The mission of the Sidekick MDR team is to monitor for threats on all three of these axes. The impact on the reputation of an organization caught being a source of malicious activity is every bit as bad as being the target. Organizations can quickly find themselves put on blacklists that block communication, impeding their ability to conduct business. And if the attack is successful, they may be exposed to legal liability or technical retaliation. These situations call for a quick response. 

 

How External Events Become Insider Threats 

Recently, the Vectra Sidekick MDR team discovered internal traffic that led to just such a finding. An employee of a services company, let’s call them Acme Inc., took it upon themselves to involve Acme in the Russia/Ukraine conflict. The employee used Acme infrastructure to conduct a denial of service (DoS) attack against Belarusian and Russian organizations.
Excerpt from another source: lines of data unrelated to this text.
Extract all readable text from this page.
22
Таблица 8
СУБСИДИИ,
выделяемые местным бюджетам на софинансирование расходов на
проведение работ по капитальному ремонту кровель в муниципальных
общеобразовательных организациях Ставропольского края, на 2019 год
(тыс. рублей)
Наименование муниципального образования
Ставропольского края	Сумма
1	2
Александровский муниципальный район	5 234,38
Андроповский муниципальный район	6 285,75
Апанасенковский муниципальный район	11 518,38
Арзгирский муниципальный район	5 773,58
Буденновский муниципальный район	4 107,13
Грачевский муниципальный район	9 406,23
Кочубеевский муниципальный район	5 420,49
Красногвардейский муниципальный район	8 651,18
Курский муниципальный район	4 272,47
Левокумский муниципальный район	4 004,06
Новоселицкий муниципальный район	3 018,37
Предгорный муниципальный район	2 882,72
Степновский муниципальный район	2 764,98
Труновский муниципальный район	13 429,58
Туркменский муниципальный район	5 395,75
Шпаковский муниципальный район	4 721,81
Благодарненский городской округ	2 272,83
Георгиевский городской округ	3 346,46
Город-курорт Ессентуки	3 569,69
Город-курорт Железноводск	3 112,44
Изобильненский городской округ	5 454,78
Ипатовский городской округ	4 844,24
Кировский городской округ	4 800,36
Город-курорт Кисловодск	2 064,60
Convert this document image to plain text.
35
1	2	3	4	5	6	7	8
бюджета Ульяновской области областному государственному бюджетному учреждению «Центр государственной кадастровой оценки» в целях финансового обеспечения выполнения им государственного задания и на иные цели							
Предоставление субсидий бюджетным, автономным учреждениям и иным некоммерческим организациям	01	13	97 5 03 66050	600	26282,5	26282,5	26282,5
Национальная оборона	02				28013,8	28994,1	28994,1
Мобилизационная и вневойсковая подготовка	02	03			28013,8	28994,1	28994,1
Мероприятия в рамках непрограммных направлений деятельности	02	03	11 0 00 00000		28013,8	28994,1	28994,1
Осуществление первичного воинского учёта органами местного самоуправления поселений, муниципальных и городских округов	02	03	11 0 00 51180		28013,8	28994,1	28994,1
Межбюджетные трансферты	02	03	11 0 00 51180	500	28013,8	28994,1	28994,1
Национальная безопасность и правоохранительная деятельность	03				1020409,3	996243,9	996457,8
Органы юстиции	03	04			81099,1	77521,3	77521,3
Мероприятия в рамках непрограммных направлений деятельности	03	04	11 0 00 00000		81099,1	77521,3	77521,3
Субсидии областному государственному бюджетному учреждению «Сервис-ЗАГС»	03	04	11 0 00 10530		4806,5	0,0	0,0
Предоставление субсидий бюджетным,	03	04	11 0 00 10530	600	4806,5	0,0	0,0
The targets of the attack were a financial services company and a shipping and logistics company. The Sidekick team identified this activity and notified Acme, which promptly shut down the outbound attack. 

Many are quick to point out that the human element is the weakest link in the security chain, but they fail to see things from the perspective that people are also the strongest tool they (or their adversaries) have. In this instance, a single rogue user could have had a very significant impact. In these conflicts, employees are likely to have very strong emotions. And because of these emotions, their actions can be stronger than a company’s policy or existing security measures. 

Even before the recent conflict, Sidekick MDR identified multiple instances of users (sometimes even administrators) installing cryptominers on corporate assets. This is typically seen at universities and lab environments with shared and open machines. Financial motivation, with the perception of only using free resources, moved users to abuse these resources. So what will users be willing to do if they feel an actual moral obligation and have access to “free resources?” 

 

Learn About Your Network and Follow the Basics 

We need a holistic understanding of and approach to proper threat mitigation. News reports, high-fidelity threat feeds, and blog posts are still the best way to stay aware of external threats. However, just like unsupervised learning is required to learn specifics about your network, these news sources cannot tell you how individuals will respond. 

Following basic steps, like those outlined by CISA, can go a long way toward protecting organizations from cyberattacks. But we must remember that not all threats happen outside the organization, and that threats emanating from the inside your environment are still very real. It is all too easy to focus entirely on external threats in times such as this and see the large DDoS campaigns as something that happens only to other people. But the networks we protect can – willing or otherwise – become tools in such a campaign. Ensuring we have reliable monitoring to deliver the best possible coverage is paramount.